I’m a strong believer in the old maxim that knowledge is power. Depriving a user of knowledge deprives them of agency.
“Screwing in” is ambiguous too as some light bulb fixtures are bayonet-type.
That doesn’t make it ambiguous.
Yeah, that didn’t make sense to me either – even without that, the error is already described on the left, so why re-describe it in the alt text? If anything, the image is decorative so the “responsible” take should be to use alt=”” to have screen readers ignore it? (https://www.w3.org/WAI/tutorials/images/decorative/)
Is this based on the assumption that the screen reader will read the title of every newly loaded page, or something else?
Presumably I’ve just gotten lucky and always seen error pages with stock titles. So I have to walk back that assertion.
I would imagine it would be based on the HTTP response code.
As a low vision user I am very encouraged by articles like this because it shines a bit of attention on accessibility. That said, we are suffering from basic accessibility problems on most sites that make them completely unusable, or extremely painful to use.
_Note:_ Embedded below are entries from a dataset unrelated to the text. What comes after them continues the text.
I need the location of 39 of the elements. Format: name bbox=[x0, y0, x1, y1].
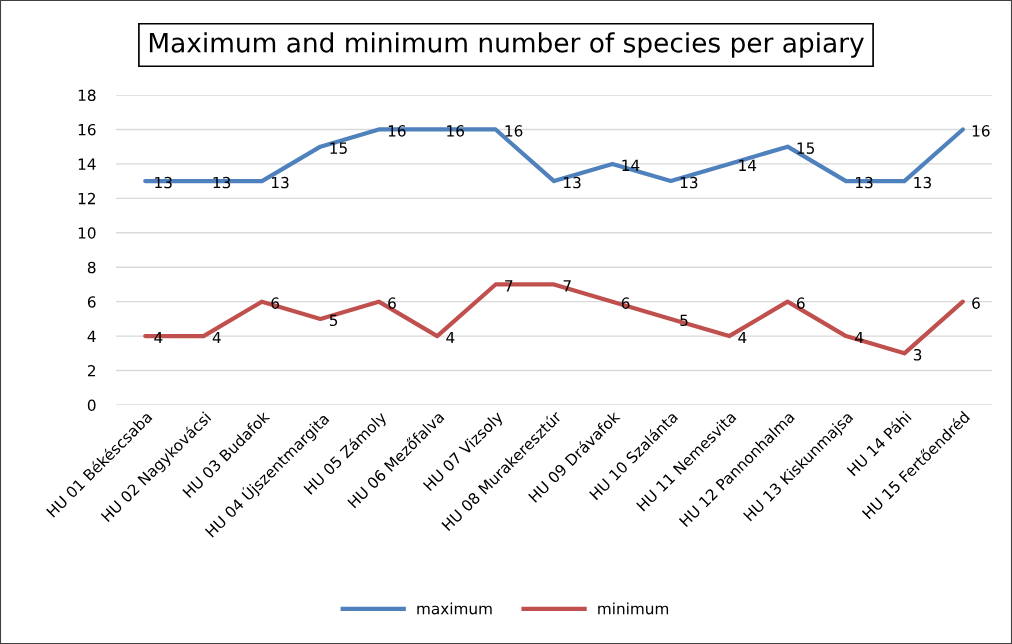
data-label: 6 bbox=[271, 297, 280, 309]
data-label: 6 bbox=[621, 297, 630, 309]
y-tick-label: 16 bbox=[78, 123, 96, 136]
data-label: 7 bbox=[563, 280, 571, 292]
data-label: 13 bbox=[155, 176, 172, 189]
data-label: 16 bbox=[505, 125, 523, 137]
data-label: 13 bbox=[272, 176, 289, 189]
data-label: 13 bbox=[564, 176, 581, 189]
chart-title: Maximum and minimum number of species per apiary bbox=[149, 32, 864, 58]
data-label: 14 bbox=[739, 159, 757, 171]
data-label: 16 bbox=[388, 125, 406, 137]
data-label: 13 bbox=[856, 176, 873, 189]
data-label: 13 bbox=[213, 176, 231, 189]
y-tick-label: 12 bbox=[78, 192, 96, 205]
y-tick-label: 14 bbox=[78, 158, 96, 170]
legend-label: maximum bbox=[417, 602, 492, 615]
y-tick-label: 4 bbox=[87, 330, 96, 342]
data-label: 13 bbox=[680, 176, 698, 189]
data-label: 4 bbox=[738, 331, 747, 344]
data-label: 3 bbox=[913, 348, 922, 361]
data-label: 4 bbox=[154, 331, 163, 344]
y-tick-label: 10 bbox=[78, 227, 96, 239]
data-label: 15 bbox=[330, 142, 347, 154]
data-label: 5 bbox=[329, 314, 338, 327]
data-label: 4 bbox=[212, 331, 221, 344]
data-label: 6 bbox=[388, 297, 396, 309]
data-label: 6 bbox=[797, 297, 805, 309]
data-label: 13 bbox=[914, 176, 931, 189]
data-label: 4 bbox=[446, 331, 455, 344]
legend-label: minimum bbox=[598, 602, 669, 615]
y-tick-label: 0 bbox=[87, 399, 96, 412]
y-tick-label: 6 bbox=[87, 296, 96, 308]
data-label: 6 bbox=[972, 297, 980, 309]
data-label: 15 bbox=[797, 142, 815, 154]
y-tick-label: 8 bbox=[87, 261, 96, 274]
y-tick-label: 18 bbox=[78, 89, 96, 102]
data-label: 16 bbox=[447, 125, 465, 137]
y-tick-label: 2 bbox=[87, 365, 96, 377]
data-label: 16 bbox=[972, 125, 990, 137]
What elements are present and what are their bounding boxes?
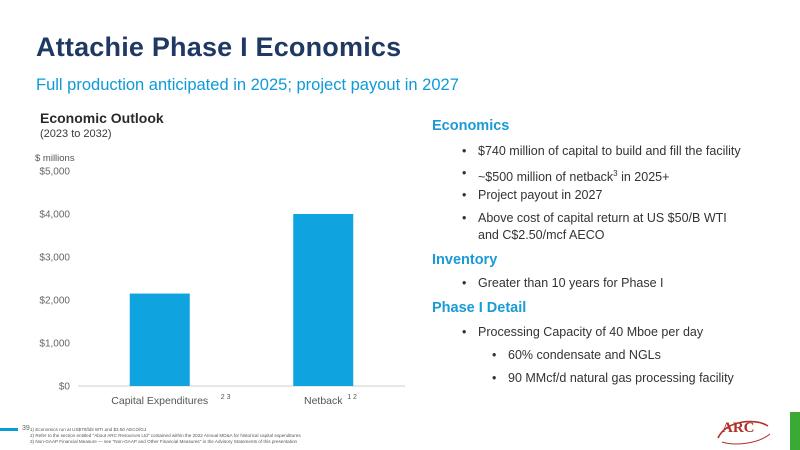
footnote: 1) Economics run at US$70/bbl WTI and $3… bbox=[30, 427, 147, 432]
x-tick-label: Netback bbox=[304, 395, 343, 407]
y-tick-label: $2,000 bbox=[39, 296, 70, 307]
y-tick-label: $3,000 bbox=[39, 253, 70, 264]
economics-bullet: • Above cost of capital return at US $50/… bbox=[462, 211, 727, 225]
footnote: 3) Non-GAAP Financial Measure — see "Non… bbox=[30, 439, 298, 444]
y-axis-ticks: $0 $1,000 $2,000 $3,000 $4,000 $5,000 bbox=[39, 167, 70, 393]
detail-sub-bullet: • 60% condensate and NGLs bbox=[492, 348, 661, 362]
detail-bullet: • Processing Capacity of 40 Mboe per day bbox=[462, 325, 704, 339]
chart-title: Economic Outlook bbox=[40, 110, 164, 126]
bar bbox=[293, 214, 354, 386]
bars bbox=[129, 214, 354, 386]
bar bbox=[129, 293, 190, 386]
page-subtitle: Full production anticipated in 2025; pro… bbox=[36, 76, 459, 94]
footer-accent-line bbox=[0, 428, 18, 431]
logo-swoosh-icon bbox=[717, 420, 771, 445]
economics-heading: Economics bbox=[432, 118, 510, 134]
bar-chart: $ millions $0 $1,000 $2,000 $3,000 $4,000 $5,… bbox=[35, 153, 405, 407]
page-title: Attachie Phase I Economics bbox=[36, 32, 402, 62]
x-tick-footnote-ref: 2 3 bbox=[221, 394, 231, 401]
inventory-bullet: • Greater than 10 years for Phase I bbox=[462, 276, 664, 290]
y-tick-label: $5,000 bbox=[39, 167, 70, 178]
detail-sub-bullet: • 90 MMcf/d natural gas processing facili… bbox=[492, 371, 734, 385]
economics-bullet: • Project payout in 2027 bbox=[462, 188, 603, 202]
chart-subtitle: (2023 to 2032) bbox=[40, 128, 112, 140]
footnote: 2) Refer to the section entitled "About … bbox=[30, 433, 301, 438]
economics-bullet: • ~$500 million of netback3 in 2025+ bbox=[462, 166, 670, 185]
brand-accent-bar bbox=[790, 412, 800, 450]
page-number: 39 bbox=[22, 425, 30, 432]
company-logo: ARC bbox=[722, 420, 755, 436]
x-tick-label: Capital Expenditures bbox=[111, 395, 208, 407]
y-tick-label: $4,000 bbox=[39, 210, 70, 221]
y-tick-label: $0 bbox=[59, 382, 71, 393]
economics-bullet: • $740 million of capital to build and fi… bbox=[462, 144, 741, 158]
footnotes: 1) Economics run at US$70/bbl WTI and $3… bbox=[30, 427, 301, 445]
x-tick-footnote-ref: 1 2 bbox=[347, 394, 357, 401]
inventory-heading: Inventory bbox=[432, 252, 498, 268]
y-tick-label: $1,000 bbox=[39, 339, 70, 350]
x-axis-labels: Capital Expenditures 2 3 Netback 1 2 bbox=[111, 394, 357, 407]
economics-bullet-continuation: and C$2.50/mcf AECO bbox=[478, 228, 605, 242]
y-axis-unit-label: $ millions bbox=[35, 153, 75, 164]
detail-heading: Phase I Detail bbox=[432, 300, 527, 316]
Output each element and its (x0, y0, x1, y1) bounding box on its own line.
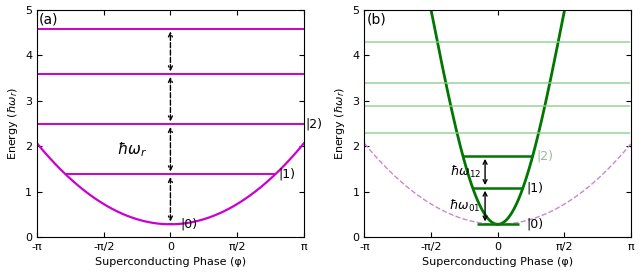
Text: $\hbar\omega_{01}$: $\hbar\omega_{01}$ (449, 198, 481, 214)
Text: |1): |1) (526, 181, 543, 194)
X-axis label: Superconducting Phase (φ): Superconducting Phase (φ) (422, 257, 573, 268)
Y-axis label: Energy ($\hbar\omega_r$): Energy ($\hbar\omega_r$) (6, 87, 20, 160)
Text: |0): |0) (527, 218, 544, 231)
Text: $\hbar\omega_r$: $\hbar\omega_r$ (117, 140, 147, 159)
Text: |2): |2) (305, 118, 322, 131)
Text: $\hbar\omega_{12}$: $\hbar\omega_{12}$ (449, 164, 481, 180)
Text: (a): (a) (39, 12, 59, 26)
Text: |1): |1) (279, 168, 296, 181)
Text: |0): |0) (180, 218, 197, 231)
X-axis label: Superconducting Phase (φ): Superconducting Phase (φ) (95, 257, 246, 268)
Y-axis label: Energy ($\hbar\omega_r$): Energy ($\hbar\omega_r$) (333, 87, 347, 160)
Text: |2): |2) (536, 150, 553, 162)
Text: (b): (b) (367, 12, 387, 26)
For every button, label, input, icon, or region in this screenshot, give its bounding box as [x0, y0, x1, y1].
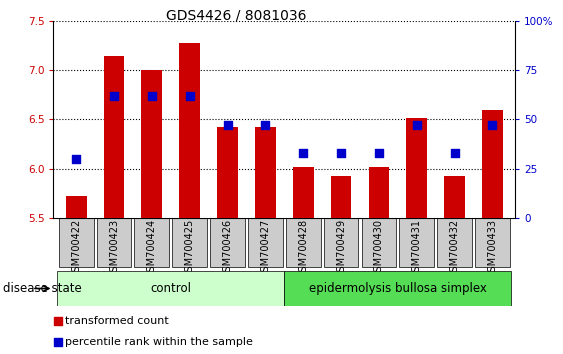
- Text: percentile rank within the sample: percentile rank within the sample: [65, 337, 252, 347]
- Point: [337, 150, 346, 156]
- FancyBboxPatch shape: [399, 218, 434, 267]
- Point: [488, 122, 497, 128]
- FancyBboxPatch shape: [248, 218, 283, 267]
- FancyBboxPatch shape: [286, 218, 321, 267]
- FancyBboxPatch shape: [135, 218, 169, 267]
- Text: GSM700423: GSM700423: [109, 219, 119, 278]
- Text: GSM700427: GSM700427: [261, 219, 270, 279]
- Text: GSM700430: GSM700430: [374, 219, 384, 278]
- Text: GSM700422: GSM700422: [71, 219, 81, 279]
- Bar: [141, 70, 162, 218]
- Point: [412, 122, 421, 128]
- Text: GSM700426: GSM700426: [222, 219, 233, 278]
- FancyBboxPatch shape: [437, 218, 472, 267]
- Point: [72, 156, 81, 161]
- FancyBboxPatch shape: [59, 218, 93, 267]
- Bar: [369, 167, 390, 218]
- FancyBboxPatch shape: [475, 218, 510, 267]
- Bar: [217, 127, 238, 218]
- Text: transformed count: transformed count: [65, 316, 168, 326]
- Point: [261, 122, 270, 128]
- Bar: [104, 56, 124, 218]
- Point: [225, 246, 234, 251]
- Point: [110, 93, 119, 99]
- Text: disease state: disease state: [3, 282, 82, 295]
- Text: GSM700433: GSM700433: [488, 219, 498, 278]
- Text: GSM700428: GSM700428: [298, 219, 308, 278]
- Bar: [179, 43, 200, 218]
- FancyBboxPatch shape: [210, 218, 245, 267]
- Bar: [444, 176, 465, 218]
- FancyBboxPatch shape: [361, 218, 396, 267]
- Point: [374, 150, 383, 156]
- Text: GSM700425: GSM700425: [185, 219, 195, 279]
- Text: GSM700432: GSM700432: [450, 219, 459, 278]
- FancyBboxPatch shape: [57, 271, 284, 306]
- Point: [299, 150, 308, 156]
- FancyBboxPatch shape: [97, 218, 131, 267]
- Text: GSM700429: GSM700429: [336, 219, 346, 278]
- Bar: [255, 127, 276, 218]
- Bar: [293, 167, 314, 218]
- Point: [450, 150, 459, 156]
- Point: [225, 61, 234, 67]
- FancyBboxPatch shape: [172, 218, 207, 267]
- Text: control: control: [150, 282, 191, 295]
- Bar: [482, 110, 503, 218]
- Point: [148, 93, 157, 99]
- Point: [223, 122, 232, 128]
- Text: GSM700424: GSM700424: [147, 219, 157, 278]
- Point: [185, 93, 194, 99]
- Text: GDS4426 / 8081036: GDS4426 / 8081036: [166, 9, 307, 23]
- FancyBboxPatch shape: [324, 218, 359, 267]
- FancyBboxPatch shape: [284, 271, 511, 306]
- Text: GSM700431: GSM700431: [412, 219, 422, 278]
- Bar: [66, 196, 87, 218]
- Bar: [330, 176, 351, 218]
- Text: epidermolysis bullosa simplex: epidermolysis bullosa simplex: [309, 282, 487, 295]
- Bar: [406, 118, 427, 218]
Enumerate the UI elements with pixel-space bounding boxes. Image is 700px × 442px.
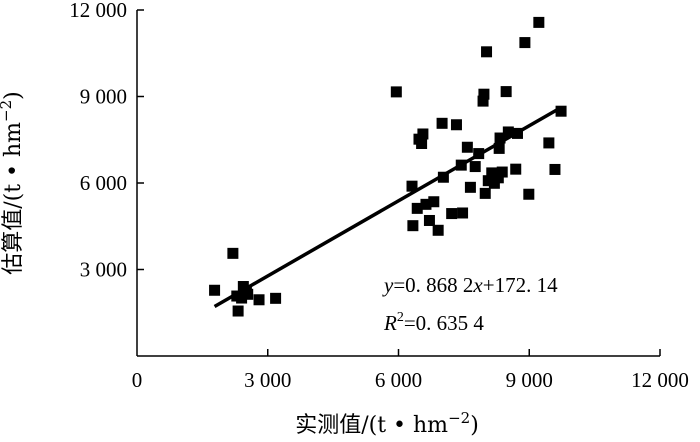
r-squared-label: R2=0. 635 4 bbox=[383, 310, 484, 335]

This is because most developers have no context for what it’s like to actually use accessibility tools for more than a few moments to check a box saying they meet the minimum accessibility guidelines. On the web the best thing is people who follow standards and use HTML and CSS wisely which gives accessibility tooling lots of things to work off of. For example, just having the comment blocks themselves be a specific class and style will let me navigate just through the comments skipping all the in between control mechanisms making a site much more enjoyable to use. Well used styles, headers, articles and other web features are game changing for accessibility. This site for example is mostly incoherent when it comes to use of those features, making navigation more painful.
maybe accessibility is about responsibility. Doesn’t align with fun.
Obviously responsible stewardship of good UX is the priority, but I think it’s important to seek fun ways to fulfill our responsibilities. Those goals aren’t incompatible and absolutely can align, as the article illustrates with several examples.